Don’t check anything off the list until it is actually packed. It is far too easy to leave behind some necessary piece of gear you think you’ve packed. Resist any temptation to upset the applecart by opening a packed river bag in order to confirm if something was indeed packed. This is the reason for rigorous adherence to the checklist regimen. If it got checked off, it is in the bag. Stow floats may be the integrated solution for packing, if there is adequate room in the transport vehicles and they are robust enough to survive the rigors of out–of boat handling. I won’t risk that. The stow floats go into my river bags along with everything else going into my kayak.
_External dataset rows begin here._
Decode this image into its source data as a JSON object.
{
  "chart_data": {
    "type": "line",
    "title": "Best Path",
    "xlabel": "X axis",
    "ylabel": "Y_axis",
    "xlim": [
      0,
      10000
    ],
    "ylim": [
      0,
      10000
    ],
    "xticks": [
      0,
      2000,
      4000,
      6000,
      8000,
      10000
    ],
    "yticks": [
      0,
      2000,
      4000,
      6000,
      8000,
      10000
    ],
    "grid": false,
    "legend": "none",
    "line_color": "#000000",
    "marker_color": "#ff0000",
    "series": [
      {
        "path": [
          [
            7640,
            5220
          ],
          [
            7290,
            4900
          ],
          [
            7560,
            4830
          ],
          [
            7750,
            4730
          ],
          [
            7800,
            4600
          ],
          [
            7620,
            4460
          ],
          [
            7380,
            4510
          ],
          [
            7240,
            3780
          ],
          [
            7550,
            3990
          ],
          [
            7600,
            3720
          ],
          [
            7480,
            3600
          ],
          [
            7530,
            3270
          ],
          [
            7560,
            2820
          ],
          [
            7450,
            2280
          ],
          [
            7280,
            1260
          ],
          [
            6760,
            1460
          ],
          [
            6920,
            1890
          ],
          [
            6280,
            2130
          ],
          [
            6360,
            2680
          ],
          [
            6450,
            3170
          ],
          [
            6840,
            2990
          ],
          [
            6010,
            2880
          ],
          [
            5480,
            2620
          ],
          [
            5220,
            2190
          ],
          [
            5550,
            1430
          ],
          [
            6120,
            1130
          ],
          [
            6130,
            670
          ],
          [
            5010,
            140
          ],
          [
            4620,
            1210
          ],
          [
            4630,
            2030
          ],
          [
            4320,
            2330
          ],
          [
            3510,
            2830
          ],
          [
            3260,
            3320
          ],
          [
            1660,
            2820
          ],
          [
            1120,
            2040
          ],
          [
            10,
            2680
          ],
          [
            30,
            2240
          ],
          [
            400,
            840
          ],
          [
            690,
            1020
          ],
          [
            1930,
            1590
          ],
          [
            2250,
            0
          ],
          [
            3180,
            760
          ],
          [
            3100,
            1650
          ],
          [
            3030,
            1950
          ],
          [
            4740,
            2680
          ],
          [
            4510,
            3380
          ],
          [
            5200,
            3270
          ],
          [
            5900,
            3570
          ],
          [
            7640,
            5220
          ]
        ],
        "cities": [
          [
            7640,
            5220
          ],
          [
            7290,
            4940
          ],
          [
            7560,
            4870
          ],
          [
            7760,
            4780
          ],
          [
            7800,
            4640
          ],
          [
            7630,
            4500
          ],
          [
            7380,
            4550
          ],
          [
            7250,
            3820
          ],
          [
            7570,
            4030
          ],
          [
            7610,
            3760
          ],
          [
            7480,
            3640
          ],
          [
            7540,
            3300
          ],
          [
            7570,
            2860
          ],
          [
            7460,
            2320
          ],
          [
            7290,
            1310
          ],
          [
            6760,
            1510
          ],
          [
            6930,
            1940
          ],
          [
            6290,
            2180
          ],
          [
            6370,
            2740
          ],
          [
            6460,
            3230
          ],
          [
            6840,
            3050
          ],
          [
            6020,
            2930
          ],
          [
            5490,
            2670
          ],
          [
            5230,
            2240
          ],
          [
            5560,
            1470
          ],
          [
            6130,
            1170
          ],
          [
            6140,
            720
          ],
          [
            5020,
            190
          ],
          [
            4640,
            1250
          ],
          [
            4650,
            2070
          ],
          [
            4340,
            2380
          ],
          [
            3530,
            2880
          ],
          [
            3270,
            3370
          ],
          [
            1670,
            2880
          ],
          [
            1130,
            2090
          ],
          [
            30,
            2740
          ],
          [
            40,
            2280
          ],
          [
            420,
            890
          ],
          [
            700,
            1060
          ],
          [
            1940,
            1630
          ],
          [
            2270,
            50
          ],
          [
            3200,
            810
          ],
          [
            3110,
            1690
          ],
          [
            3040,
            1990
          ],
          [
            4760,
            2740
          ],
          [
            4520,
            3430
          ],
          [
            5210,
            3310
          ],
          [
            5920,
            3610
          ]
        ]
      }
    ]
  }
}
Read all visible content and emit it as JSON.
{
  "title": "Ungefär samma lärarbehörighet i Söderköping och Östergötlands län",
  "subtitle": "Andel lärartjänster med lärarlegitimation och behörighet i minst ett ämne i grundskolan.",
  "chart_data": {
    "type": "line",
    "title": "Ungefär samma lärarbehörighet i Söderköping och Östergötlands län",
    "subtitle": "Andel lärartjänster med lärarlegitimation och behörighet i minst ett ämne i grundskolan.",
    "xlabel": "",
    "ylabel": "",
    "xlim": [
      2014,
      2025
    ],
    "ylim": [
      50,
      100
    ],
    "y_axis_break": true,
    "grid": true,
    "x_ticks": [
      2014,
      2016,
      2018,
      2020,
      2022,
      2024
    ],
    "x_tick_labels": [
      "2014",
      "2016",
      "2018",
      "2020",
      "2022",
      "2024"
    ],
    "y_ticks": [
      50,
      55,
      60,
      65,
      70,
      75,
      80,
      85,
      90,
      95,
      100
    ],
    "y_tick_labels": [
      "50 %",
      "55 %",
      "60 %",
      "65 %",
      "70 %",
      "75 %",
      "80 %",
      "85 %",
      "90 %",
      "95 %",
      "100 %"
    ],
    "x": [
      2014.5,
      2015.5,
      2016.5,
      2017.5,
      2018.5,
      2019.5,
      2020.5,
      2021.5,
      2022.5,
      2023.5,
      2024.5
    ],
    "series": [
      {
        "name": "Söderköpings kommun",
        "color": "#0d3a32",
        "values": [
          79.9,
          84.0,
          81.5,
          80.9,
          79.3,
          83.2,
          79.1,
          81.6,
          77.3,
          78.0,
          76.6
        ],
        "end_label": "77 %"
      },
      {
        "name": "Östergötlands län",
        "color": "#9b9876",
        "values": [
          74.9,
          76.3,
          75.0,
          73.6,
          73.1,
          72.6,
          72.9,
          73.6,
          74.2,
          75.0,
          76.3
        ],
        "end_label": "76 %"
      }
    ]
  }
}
A fresh, unmarked checklist goes into the travel bag(s) as well. I generally end up with three separate packed bags traveling inside the vehicle: one for all gear going into the boat, one for food, and a third only for on-river paddling gear. If any food items need refrigeration, I make a note of it, perhaps on the fresh checklist, and stick it in the top of the food bag so they will be remembered to be pulled from the ice chest when packing the boat at launch. It is often surprising how cool items can be kept within your boat near the bottom of the hull, within snowmelt watersheds.

LAST CHANCE

Night Before MF Salmon 2000
Making a list, checking it twice… (photo by Mary)

The river launch site, while not optimum, will almost certainly be the last opportunity, if at all, to replace any forgotten or broken gear once on river. I use the fresh copy of my checklist to check everything into my stow floats and kayak as I load them. At this point I am as sure as possible that everything intended for my trip is going with me.